Ohio based Aeroseal’s next-generation sealant injects micro-particles into duct and wall leaks as small as a human hair, to eliminate drafts in homes and offices. Solving air leakage not only reduces one of the largest causes of energy waste in buildings, but delivers comfort, healthier air, improved HVAC performance and lower energy bills.
CleanFiber, based in Buffalo, NY, is a high-performance cellulose insulation made from recycled cardboard, providing superior performance at a lower cost. A carbon negative solution, it eliminates emissions by improving efficiency, reducing the energy required to produce insulation and by directly sequestering carbon.
Portland, OR company Indow makes custom window inserts that simply press inside existing frames, making installation a breeze. They not only decrease the massive energy loss from windows, but reduce noise at a fraction of the often-prohibitive cost of window replacement.
Australian company Allume Energy has the world’s only behind-the-meter hardware designed to enable multi-family homes to share solar from a single rooftop system with anyone in the building who wants access. This allows underserved segments to receive the financial and environmental benefits of solar for the first time.
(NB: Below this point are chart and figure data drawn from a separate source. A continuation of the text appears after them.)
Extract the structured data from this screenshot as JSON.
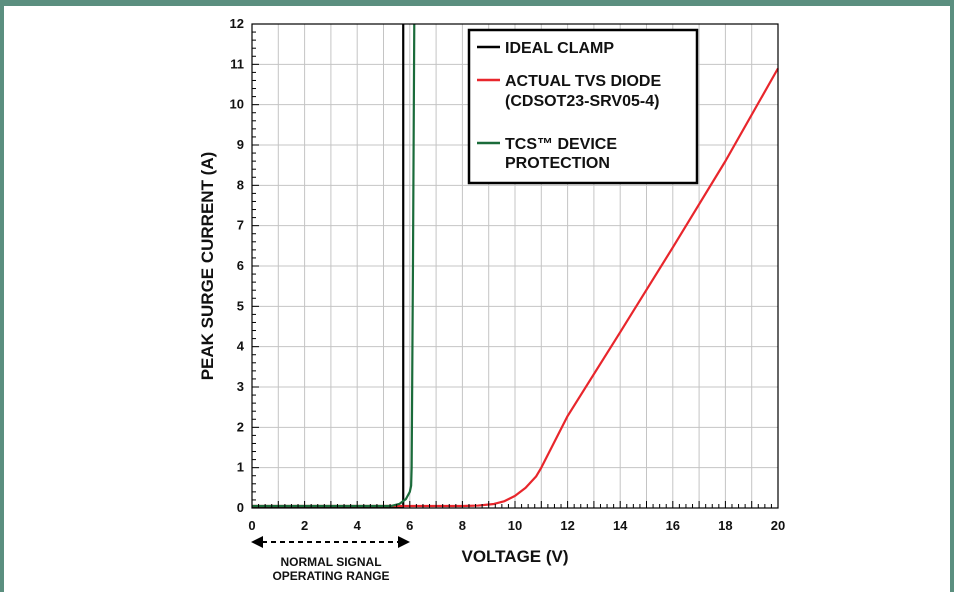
{
  "chart_data": {
    "type": "line",
    "xlabel": "VOLTAGE (V)",
    "ylabel": "PEAK SURGE CURRENT (A)",
    "xlim": [
      0,
      20
    ],
    "ylim": [
      0,
      12
    ],
    "x_ticks": [
      0,
      2,
      4,
      6,
      8,
      10,
      12,
      14,
      16,
      18,
      20
    ],
    "y_ticks": [
      0,
      1,
      2,
      3,
      4,
      5,
      6,
      7,
      8,
      9,
      10,
      11,
      12
    ],
    "grid": true,
    "legend_position": "top-right",
    "series": [
      {
        "name": "IDEAL CLAMP",
        "color": "#000000",
        "points": [
          [
            0,
            0.03
          ],
          [
            5.75,
            0.03
          ],
          [
            5.75,
            12
          ]
        ]
      },
      {
        "name": "ACTUAL TVS DIODE (CDSOT23-SRV05-4)",
        "color": "#e8262c",
        "points": [
          [
            0,
            0.05
          ],
          [
            8.0,
            0.05
          ],
          [
            8.6,
            0.06
          ],
          [
            9.2,
            0.1
          ],
          [
            9.6,
            0.17
          ],
          [
            10.0,
            0.3
          ],
          [
            10.4,
            0.5
          ],
          [
            10.8,
            0.78
          ],
          [
            11.0,
            1.0
          ],
          [
            12.0,
            2.28
          ],
          [
            14.0,
            4.36
          ],
          [
            16.0,
            6.46
          ],
          [
            18.0,
            8.6
          ],
          [
            20.0,
            10.9
          ]
        ]
      },
      {
        "name": "TCS™ DEVICE PROTECTION",
        "color": "#1a6b3a",
        "points": [
          [
            0,
            0.05
          ],
          [
            5.3,
            0.05
          ],
          [
            5.6,
            0.1
          ],
          [
            5.85,
            0.22
          ],
          [
            6.0,
            0.4
          ],
          [
            6.05,
            0.55
          ],
          [
            6.07,
            1.0
          ],
          [
            6.12,
            6.0
          ],
          [
            6.17,
            12
          ]
        ]
      }
    ],
    "annotation": {
      "lines": [
        "NORMAL SIGNAL",
        "OPERATING RANGE"
      ],
      "x_range": [
        0,
        6
      ]
    }
  }
}
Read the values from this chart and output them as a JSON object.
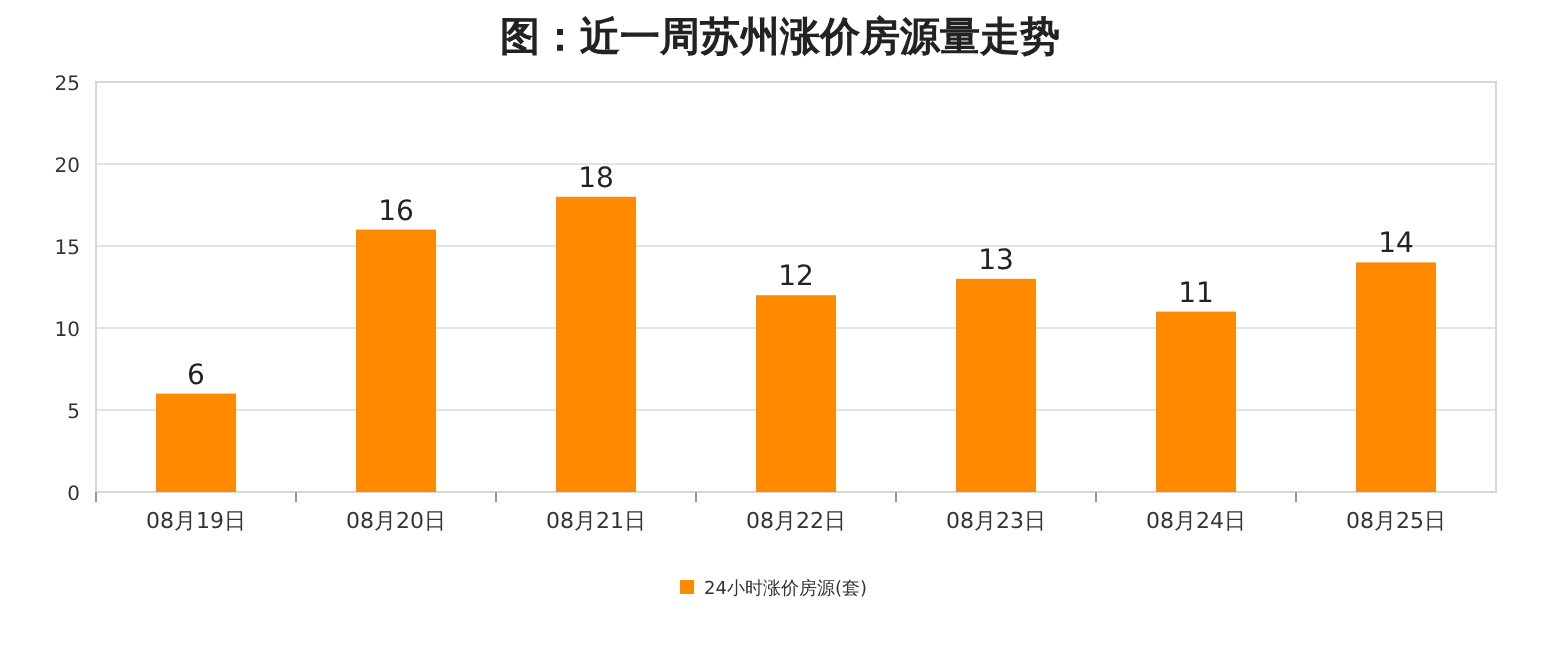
{
  "chart_data": {
    "type": "bar",
    "title": "图：近一周苏州涨价房源量走势",
    "categories": [
      "08月19日",
      "08月20日",
      "08月21日",
      "08月22日",
      "08月23日",
      "08月24日",
      "08月25日"
    ],
    "series": [
      {
        "name": "24小时涨价房源(套)",
        "color": "#ff8a00",
        "values": [
          6,
          16,
          18,
          12,
          13,
          11,
          14
        ]
      }
    ],
    "ylim": [
      0,
      25
    ],
    "yticks": [
      0,
      5,
      10,
      15,
      20,
      25
    ],
    "grid": "y",
    "legend": "bottom",
    "data_labels": true
  }
}
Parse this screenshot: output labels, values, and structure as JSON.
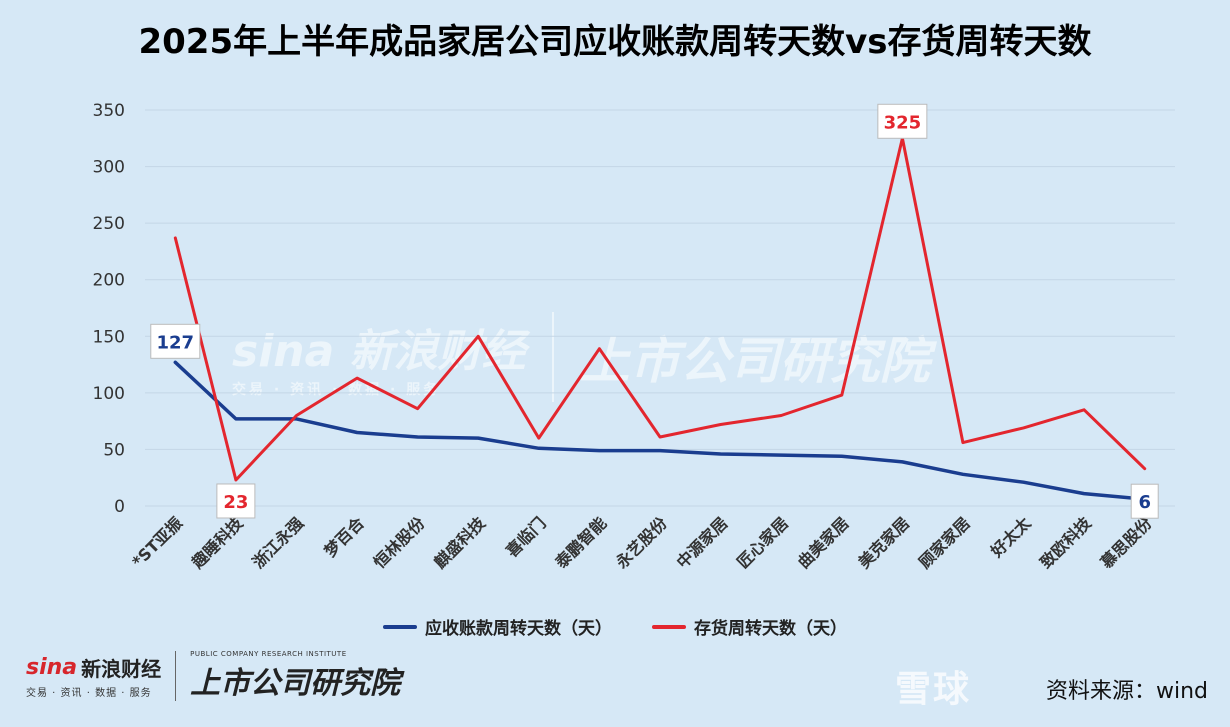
{
  "title": "2025年上半年成品家居公司应收账款周转天数vs存货周转天数",
  "colors": {
    "background": "#d6e8f6",
    "receivable": "#1a3d8f",
    "inventory": "#e3262e",
    "grid": "#c4d6e6"
  },
  "chart_data": {
    "type": "line",
    "title": "2025年上半年成品家居公司应收账款周转天数vs存货周转天数",
    "categories": [
      "*ST亚振",
      "趣睡科技",
      "浙江永强",
      "梦百合",
      "恒林股份",
      "麒盛科技",
      "喜临门",
      "泰鹏智能",
      "永艺股份",
      "中源家居",
      "匠心家居",
      "曲美家居",
      "美克家居",
      "顾家家居",
      "好太太",
      "致欧科技",
      "慕思股份"
    ],
    "ylim": [
      0,
      350
    ],
    "yticks": [
      0,
      50,
      100,
      150,
      200,
      250,
      300,
      350
    ],
    "grid": true,
    "legend_position": "bottom",
    "series": [
      {
        "name": "应收账款周转天数（天）",
        "values": [
          127,
          77,
          77,
          65,
          61,
          60,
          51,
          49,
          49,
          46,
          45,
          44,
          39,
          28,
          21,
          11,
          6
        ]
      },
      {
        "name": "存货周转天数（天）",
        "values": [
          237,
          23,
          80,
          113,
          86,
          150,
          60,
          139,
          61,
          72,
          80,
          98,
          325,
          56,
          69,
          85,
          33
        ]
      }
    ],
    "annotations": [
      {
        "series": 0,
        "index": 0,
        "text": "127"
      },
      {
        "series": 0,
        "index": 16,
        "text": "6"
      },
      {
        "series": 1,
        "index": 1,
        "text": "23"
      },
      {
        "series": 1,
        "index": 12,
        "text": "325"
      }
    ]
  },
  "footer": {
    "sina_brand": "sina",
    "sina_name": "新浪财经",
    "sina_sub": "交易 · 资讯 · 数据 · 服务",
    "company_en": "PUBLIC COMPANY RESEARCH INSTITUTE",
    "company_cn": "上市公司研究院",
    "xueqiu": "雪球",
    "source": "资料来源：wind"
  },
  "watermark": {
    "sina": "sina 新浪财经",
    "sina_sub": "交易 · 资讯 · 数据 · 服务",
    "company": "上市公司研究院"
  }
}
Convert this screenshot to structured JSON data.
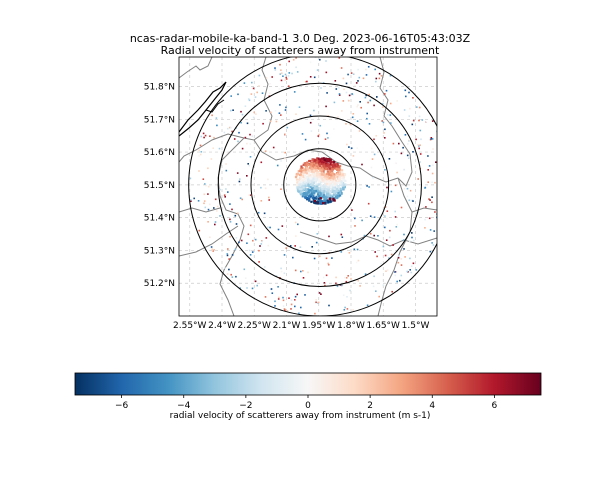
{
  "title_line1": "ncas-radar-mobile-ka-band-1 3.0 Deg. 2023-06-16T05:43:03Z",
  "title_line2": "Radial velocity of scatterers away from instrument",
  "map": {
    "lon_range": [
      -2.6,
      -1.4
    ],
    "lat_range": [
      51.1,
      51.89
    ],
    "lon_ticks": [
      -2.55,
      -2.4,
      -2.25,
      -2.1,
      -1.95,
      -1.8,
      -1.65,
      -1.5
    ],
    "lon_tick_labels": [
      "2.55°W",
      "2.4°W",
      "2.25°W",
      "2.1°W",
      "1.95°W",
      "1.8°W",
      "1.65°W",
      "1.5°W"
    ],
    "lat_ticks": [
      51.2,
      51.3,
      51.4,
      51.5,
      51.6,
      51.7,
      51.8
    ],
    "lat_tick_labels": [
      "51.2°N",
      "51.3°N",
      "51.4°N",
      "51.5°N",
      "51.6°N",
      "51.7°N",
      "51.8°N"
    ],
    "gridlines": true,
    "radar_center": {
      "lon": -1.945,
      "lat": 51.5
    },
    "range_rings_lat_deg": [
      0.11,
      0.21,
      0.31,
      0.4
    ]
  },
  "colorbar": {
    "cmap": "RdBu_r",
    "range": [
      -7.5,
      7.5
    ],
    "ticks": [
      -6,
      -4,
      -2,
      0,
      2,
      4,
      6
    ],
    "tick_labels": [
      "−6",
      "−4",
      "−2",
      "0",
      "2",
      "4",
      "6"
    ],
    "label": "radial velocity of scatterers away from instrument (m s-1)"
  },
  "colors": {
    "stops": [
      "#053061",
      "#2166ac",
      "#4393c3",
      "#92c5de",
      "#d1e5f0",
      "#f7f7f7",
      "#fddbc7",
      "#f4a582",
      "#d6604d",
      "#b2182b",
      "#67001f"
    ],
    "coastline": "#000000",
    "boundary": "#808080",
    "grid": "#cccccc"
  }
}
Toronto-based SWTCH Energy provides electric vehicle charging-as-a-service and DER integration for multi-family buildings, reducing financial barriers and enabling more equitable access to charging. SWTCH understands the unique needs of multi-family buildings, offering features such as advance and on-demand reservations and loitering prevention to effectively manage communal charging.
Urban Electric Power, based in Pearl River, NY, has created a rechargeable battery energy storage system using zinc manganese-dioxide, making it exceptionally safe and ideal for use in buildings in dense urban settings. Delivering power resiliency and demand management via their modular solution allows it to scale from residential to commercial to grid-scale applications.
San Francisco based Flair is an IoT-building company transforming traditional HVAC in single and multifamily homes using grid-interactive controls and vents. Their innovative yet easy-to-use solution increases comfort, reduces energy usage and critically, enables the path to hybrid and full electrification of homes.
Based in Virginia, Pearl Certification is a proprietary certification and marketplace platform that incentivizes homeowners to make efficiency, renewable energy and resilience upgrades based on the proven increase to home value that comes with their certification. Pearl also makes it easy by connecting homeowners with their certified contractors to undertake and document the improvements.
NYC’s Runwise is a low-cost, fast-to-install monitoring and control platform using inside temperatures, weather predictions and machine learning to remotely and seamlessly adjust a building’s heating system on command, improving comfort, while reducing costs and carbon output. On average, Runwise pays for itself in less than 9 months and guarantees that they only make money if you do too.